Let's start close to the EVM.
One of the rules of the EVM is that every action must be initiated by an entity outside of the EVM; a smart contract cannot automatically activate.
Put another way, a private key must sign a transaction and pay for gas before anything can happen within the EVM.
Imagine a world where there is plenty of capital available for re-staking. Now imagine a centralized service that watches the EVM, ready to make transactions on behalf of users.
Limit orders, liquidations, etc.
Untrusted, general purpose EVM triggers.
Another idea requires some low level knowledge - apologies for those I lose along the way.
Verifying a SNARK has a theoretical minimum amount computation. If we want to verify an SNARK within the EVM, even in the best case scenario, it's going to take a lot of gas.
I'm def not the expert, but I've been told it's going to take at least 1-2MM gas to verify a SNARK within the EVM.
The implication: the maximum SNARK throughput of Ethereum is ~12-15 SNARKs/slot -> ~1 SNARK per second.
This will become a significant bottleneck.
Now let's return to our imaginary world where there is a ton of re-staked capital available.
We could build a centralized SNARK prover, capable of proving (basically) infinity SNARKs/second.

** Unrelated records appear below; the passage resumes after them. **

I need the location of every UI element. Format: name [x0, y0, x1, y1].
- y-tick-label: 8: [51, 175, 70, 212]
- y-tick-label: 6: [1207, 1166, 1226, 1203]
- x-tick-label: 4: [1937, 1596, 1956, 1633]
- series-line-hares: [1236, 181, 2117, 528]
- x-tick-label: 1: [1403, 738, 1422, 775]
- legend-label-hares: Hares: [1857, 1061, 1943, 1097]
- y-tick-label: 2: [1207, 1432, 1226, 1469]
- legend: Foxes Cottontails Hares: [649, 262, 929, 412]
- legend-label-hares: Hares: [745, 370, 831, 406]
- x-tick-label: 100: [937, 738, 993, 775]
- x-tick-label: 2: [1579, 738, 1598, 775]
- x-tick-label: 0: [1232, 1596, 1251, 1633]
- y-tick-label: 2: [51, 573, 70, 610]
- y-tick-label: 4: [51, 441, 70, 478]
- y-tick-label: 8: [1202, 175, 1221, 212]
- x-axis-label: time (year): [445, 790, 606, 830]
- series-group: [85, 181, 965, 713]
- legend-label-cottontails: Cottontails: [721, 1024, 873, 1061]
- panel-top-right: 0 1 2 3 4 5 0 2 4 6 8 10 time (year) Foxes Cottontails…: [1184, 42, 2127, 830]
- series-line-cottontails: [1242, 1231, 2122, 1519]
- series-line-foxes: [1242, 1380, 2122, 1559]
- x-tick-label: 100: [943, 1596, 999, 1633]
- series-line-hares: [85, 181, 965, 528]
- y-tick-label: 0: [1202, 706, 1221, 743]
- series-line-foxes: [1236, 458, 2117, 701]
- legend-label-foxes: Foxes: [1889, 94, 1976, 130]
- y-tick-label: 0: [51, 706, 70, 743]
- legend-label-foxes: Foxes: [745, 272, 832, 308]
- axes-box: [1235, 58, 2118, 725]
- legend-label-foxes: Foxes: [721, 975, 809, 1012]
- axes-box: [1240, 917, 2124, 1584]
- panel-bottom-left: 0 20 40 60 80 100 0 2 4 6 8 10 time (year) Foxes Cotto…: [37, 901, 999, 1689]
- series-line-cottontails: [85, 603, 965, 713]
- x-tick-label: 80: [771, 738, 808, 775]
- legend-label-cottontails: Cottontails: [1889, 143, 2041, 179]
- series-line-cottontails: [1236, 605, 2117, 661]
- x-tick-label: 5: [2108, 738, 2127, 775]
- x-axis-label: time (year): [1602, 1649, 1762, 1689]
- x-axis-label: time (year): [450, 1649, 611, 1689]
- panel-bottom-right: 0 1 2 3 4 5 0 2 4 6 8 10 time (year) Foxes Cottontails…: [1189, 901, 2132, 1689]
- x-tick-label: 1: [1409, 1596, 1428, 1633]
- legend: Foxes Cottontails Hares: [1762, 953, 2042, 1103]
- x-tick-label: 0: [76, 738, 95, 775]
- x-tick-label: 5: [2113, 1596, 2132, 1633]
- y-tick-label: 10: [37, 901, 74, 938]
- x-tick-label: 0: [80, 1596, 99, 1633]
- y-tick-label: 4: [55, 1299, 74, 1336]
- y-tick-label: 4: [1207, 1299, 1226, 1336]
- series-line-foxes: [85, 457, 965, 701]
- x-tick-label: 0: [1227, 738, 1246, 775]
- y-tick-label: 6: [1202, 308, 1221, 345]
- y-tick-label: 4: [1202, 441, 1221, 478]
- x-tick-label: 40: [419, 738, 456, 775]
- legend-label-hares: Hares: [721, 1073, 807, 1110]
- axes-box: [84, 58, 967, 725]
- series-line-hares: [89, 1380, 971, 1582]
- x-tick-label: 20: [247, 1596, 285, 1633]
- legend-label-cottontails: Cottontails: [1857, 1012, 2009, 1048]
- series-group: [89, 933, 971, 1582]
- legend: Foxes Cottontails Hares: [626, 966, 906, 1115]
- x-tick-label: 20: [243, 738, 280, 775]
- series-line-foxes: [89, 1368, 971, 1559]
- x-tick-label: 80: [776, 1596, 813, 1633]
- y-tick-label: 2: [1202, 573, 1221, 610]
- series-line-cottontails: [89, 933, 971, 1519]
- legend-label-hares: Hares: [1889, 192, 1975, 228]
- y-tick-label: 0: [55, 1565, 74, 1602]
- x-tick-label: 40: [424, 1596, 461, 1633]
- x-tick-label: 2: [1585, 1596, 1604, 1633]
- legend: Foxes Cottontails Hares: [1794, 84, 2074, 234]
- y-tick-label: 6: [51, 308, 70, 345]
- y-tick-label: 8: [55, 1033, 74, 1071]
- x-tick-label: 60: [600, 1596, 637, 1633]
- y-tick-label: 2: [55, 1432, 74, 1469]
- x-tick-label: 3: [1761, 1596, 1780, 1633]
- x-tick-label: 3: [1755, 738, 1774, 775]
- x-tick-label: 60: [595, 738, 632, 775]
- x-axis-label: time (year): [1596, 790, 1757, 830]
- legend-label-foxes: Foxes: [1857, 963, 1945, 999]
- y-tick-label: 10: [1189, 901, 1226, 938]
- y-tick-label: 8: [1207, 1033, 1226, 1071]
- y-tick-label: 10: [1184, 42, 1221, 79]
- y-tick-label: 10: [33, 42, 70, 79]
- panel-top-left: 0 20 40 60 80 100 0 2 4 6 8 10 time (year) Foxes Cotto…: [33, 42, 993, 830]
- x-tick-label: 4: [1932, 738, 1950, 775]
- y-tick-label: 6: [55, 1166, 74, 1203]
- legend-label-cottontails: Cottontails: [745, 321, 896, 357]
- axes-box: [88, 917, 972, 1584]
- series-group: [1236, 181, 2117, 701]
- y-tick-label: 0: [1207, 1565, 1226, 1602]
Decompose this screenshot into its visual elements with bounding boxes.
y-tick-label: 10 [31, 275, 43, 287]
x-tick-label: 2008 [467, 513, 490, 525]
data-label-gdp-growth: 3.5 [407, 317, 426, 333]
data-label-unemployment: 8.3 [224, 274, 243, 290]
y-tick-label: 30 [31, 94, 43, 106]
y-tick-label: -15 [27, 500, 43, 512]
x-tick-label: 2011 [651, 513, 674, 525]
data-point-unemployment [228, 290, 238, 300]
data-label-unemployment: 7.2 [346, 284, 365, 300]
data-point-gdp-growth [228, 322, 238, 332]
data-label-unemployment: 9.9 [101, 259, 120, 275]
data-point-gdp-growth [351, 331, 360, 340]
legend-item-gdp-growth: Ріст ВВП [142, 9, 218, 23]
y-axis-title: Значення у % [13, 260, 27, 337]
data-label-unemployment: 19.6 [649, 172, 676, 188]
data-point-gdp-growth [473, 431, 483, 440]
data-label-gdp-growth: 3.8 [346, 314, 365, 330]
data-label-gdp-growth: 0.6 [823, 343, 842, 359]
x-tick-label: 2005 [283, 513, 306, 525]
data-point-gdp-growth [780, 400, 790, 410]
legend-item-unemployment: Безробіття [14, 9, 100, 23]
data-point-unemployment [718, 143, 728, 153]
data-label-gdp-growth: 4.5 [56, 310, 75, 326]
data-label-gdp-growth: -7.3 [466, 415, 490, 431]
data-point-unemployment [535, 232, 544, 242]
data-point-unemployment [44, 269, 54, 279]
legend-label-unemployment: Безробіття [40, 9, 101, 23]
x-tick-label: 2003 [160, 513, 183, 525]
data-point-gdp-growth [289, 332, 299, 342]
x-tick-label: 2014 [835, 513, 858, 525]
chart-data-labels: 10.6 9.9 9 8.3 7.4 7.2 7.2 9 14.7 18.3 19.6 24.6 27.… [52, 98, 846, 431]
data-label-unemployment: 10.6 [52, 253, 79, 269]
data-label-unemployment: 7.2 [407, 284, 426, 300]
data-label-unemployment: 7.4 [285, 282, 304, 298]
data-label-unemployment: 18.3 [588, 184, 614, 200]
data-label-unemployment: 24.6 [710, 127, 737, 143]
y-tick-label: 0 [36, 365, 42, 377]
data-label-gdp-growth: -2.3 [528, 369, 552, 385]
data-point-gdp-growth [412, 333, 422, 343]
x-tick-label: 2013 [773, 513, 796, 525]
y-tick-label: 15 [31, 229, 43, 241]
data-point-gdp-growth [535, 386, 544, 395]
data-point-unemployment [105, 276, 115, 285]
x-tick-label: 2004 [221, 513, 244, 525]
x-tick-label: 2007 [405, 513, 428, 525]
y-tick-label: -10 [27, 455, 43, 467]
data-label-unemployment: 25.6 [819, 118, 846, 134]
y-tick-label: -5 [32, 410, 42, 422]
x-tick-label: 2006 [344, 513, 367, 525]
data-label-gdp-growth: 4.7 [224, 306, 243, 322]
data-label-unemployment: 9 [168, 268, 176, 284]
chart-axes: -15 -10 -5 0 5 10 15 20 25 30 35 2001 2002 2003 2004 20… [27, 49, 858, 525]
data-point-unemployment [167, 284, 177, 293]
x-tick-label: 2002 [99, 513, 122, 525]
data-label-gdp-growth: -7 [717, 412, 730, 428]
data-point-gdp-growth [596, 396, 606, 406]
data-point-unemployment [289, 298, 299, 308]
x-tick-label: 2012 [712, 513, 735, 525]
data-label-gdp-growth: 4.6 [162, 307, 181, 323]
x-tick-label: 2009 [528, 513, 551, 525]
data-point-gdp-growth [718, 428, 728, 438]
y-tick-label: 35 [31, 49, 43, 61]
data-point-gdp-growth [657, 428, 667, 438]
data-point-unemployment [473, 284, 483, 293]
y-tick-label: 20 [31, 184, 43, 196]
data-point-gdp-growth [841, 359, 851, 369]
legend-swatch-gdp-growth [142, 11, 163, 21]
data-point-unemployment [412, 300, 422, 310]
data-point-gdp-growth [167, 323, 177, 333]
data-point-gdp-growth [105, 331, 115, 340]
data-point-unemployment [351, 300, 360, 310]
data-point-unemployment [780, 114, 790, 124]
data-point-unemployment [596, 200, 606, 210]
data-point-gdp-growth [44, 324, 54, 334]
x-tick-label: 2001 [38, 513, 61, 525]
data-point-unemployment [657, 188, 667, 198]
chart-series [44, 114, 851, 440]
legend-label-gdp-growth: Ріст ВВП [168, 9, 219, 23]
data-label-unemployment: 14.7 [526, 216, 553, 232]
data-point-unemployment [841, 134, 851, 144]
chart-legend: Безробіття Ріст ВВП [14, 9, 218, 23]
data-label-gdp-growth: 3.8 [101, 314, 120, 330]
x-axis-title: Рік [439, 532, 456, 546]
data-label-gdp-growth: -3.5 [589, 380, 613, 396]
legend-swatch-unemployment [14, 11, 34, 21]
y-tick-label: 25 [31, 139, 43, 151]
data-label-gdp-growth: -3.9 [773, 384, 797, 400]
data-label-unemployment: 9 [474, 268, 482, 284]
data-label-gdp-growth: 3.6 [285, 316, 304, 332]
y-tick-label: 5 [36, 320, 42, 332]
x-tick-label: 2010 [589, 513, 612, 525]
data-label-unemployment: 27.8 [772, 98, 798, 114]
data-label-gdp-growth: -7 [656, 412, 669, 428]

Instead proving within the EVM, we prove off-chain and then post a commitment.
At any point, someone can submit a challenge (and a challenge bond), identifying a specific SNARK and asking the EigenLayer smart contract to verify it within the EVM.
If it verifies, the bond is confiscated. If it does not verify, the SNARK prover is slashed.
From here, the sky's the limit.
Shipping containers, climate sensors, driverless cars... maybe even artificial intelligence. Anything that exists in the real world and could benefit from untrusted trust.
All secured by (and adding to) the value of ETH.